DOI QR코드

DOI QR Code

Trend Analysis of Malwares in Social Information Based Android Market

소셜 기반 안드로이드 마켓에서 악성 앱 경향성 분석

  • Received : 2017.07.13
  • Accepted : 2017.11.06
  • Published : 2017.12.31

Abstract

As the use of smartphones and the launch of various apps have increased rapidly, the number of malicious apps has also increased, and the damage is continuing. The Google Market where Android apps are registered is inevitably present at the same time as normal apps and malicious apps even though there are regulations for app registration. Especially, as social networks are activated, users are connected with social networks, and the ratings, downloads and awareness information are reflected in the number of downloaded apps. As a result, when users choose their apps by simply reflecting ratings, popularity, popular comments, and highly-categorized apps, malicious app downloads can sometimes cause significant harm. Therefore, this study first analyzed the tendency of malicious apps by directly crawling and analyzing long-term social information in the currently active Android market.

스마트폰의 사용 및 다양한 앱들의 출시 등이 급격하게 증가됨에 따라 악성 앱들도 많이 증가하였고 이로 인한 피해가 속출하고 있다. 안드로이드 앱들이 등록되는 구글 마켓은 앱 등록 규정이 있음에도 불구하고 정상적인 앱들과 악성 앱들이 불가피하게 동시에 존재한다. 특히, 소셜 네트워크가 활성화됨에 따라 안드로이드 구글 마켓에서도 다양한 형태로 보이지 않게 사용자들이 소셜 정보망을 맺고 평점, 다운로드 수 및 인지도 정보 등이 참고 되어 앱 다운로드 수에 반영되고 있다. 결과, 일반 사용자들이 단순히 평점, 인기도, 인기 있는 댓글 및 인지도 높은 카테고리 앱 등만 반영하여 앱을 선택하게 되면 악성 앱 다운로드로 인해 때로는 큰 피해를 볼 수 있다. 따라서 본 연구는 실제 운용되고 있는 안드로이드 마켓에서 장기간 소셜 정보를 직접 크롤링하고 분석하여 악성 앱의 경향성을 처음으로 분석했다.

Keywords

I. Introduction

Numerous wireless network technologies and the increasing expansion of smartphone usage has† enhanced the development of social network that puts the basis on Recommender Systems (RSs). Yet there has been an increase of tendency which abuses this phenomenon by using malicious apps. This paper has been conducted in order to analyze actual gathered data of apps, show that attackers show the tendency to spread malicious apps via items that show high rating value or high recognition of social information, and present the importance of researching strong social network service based on these tendencies.

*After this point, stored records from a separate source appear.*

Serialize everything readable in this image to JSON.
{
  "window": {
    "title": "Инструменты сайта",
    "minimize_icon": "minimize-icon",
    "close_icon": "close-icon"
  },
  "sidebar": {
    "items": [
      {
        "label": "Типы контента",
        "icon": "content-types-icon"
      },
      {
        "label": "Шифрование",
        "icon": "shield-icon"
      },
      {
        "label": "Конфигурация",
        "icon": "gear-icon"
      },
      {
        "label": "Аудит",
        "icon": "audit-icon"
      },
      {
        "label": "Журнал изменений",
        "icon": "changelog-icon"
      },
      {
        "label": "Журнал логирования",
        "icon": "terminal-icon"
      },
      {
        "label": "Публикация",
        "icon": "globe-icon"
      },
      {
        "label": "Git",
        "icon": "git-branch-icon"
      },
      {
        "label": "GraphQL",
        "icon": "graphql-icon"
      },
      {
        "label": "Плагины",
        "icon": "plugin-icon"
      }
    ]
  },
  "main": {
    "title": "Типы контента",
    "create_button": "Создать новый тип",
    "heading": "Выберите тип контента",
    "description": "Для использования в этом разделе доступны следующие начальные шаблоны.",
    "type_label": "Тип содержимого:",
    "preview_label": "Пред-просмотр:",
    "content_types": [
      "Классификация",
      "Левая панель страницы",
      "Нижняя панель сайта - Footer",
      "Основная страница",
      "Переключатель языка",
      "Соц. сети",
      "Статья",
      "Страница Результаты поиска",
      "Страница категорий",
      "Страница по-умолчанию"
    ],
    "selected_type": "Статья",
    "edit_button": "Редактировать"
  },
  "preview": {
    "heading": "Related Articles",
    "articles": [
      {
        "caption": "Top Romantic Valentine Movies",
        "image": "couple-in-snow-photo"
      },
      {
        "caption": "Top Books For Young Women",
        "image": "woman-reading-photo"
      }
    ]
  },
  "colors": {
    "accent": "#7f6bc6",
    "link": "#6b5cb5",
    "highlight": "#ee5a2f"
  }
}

A social network is an open network in which anyone can join a social network to reflect the opinions of others. Therefore, anyone using a social network can refer to ratings and comments of other users of the social network, and reflect the information in the decision of the user. In recent years, there has been a phenomenon of Sybil attack that maliciously utilizes the characteristics of the open social information network to physically create a plurality of fake accounts, and manipulate the tendency of the normal users of the social network.

Thus, in this paper, we analyze that the percentage of malicious Android apps rated by owners of these Sybil accounts is much higher than the ratio of normal users' normal apps. This is because, unlike existing malicious app spreaders simply creating malicious apps and expecting to download them at random, they are now becoming more intelligent to finally download malicious apps after configuring them to look like the normal users with reputable apps using social network information.

Especially, when using social network, it is shown that the rating manipulation such as target item, filler item, and average items is set to a tendency similar to that of normal users.

In section 2, we introduce the system environment of gathering and analyzing data. In section 3 and 4, we explain the proposed scheme and evaluate the performance. Finally, section 5 concludes the paper.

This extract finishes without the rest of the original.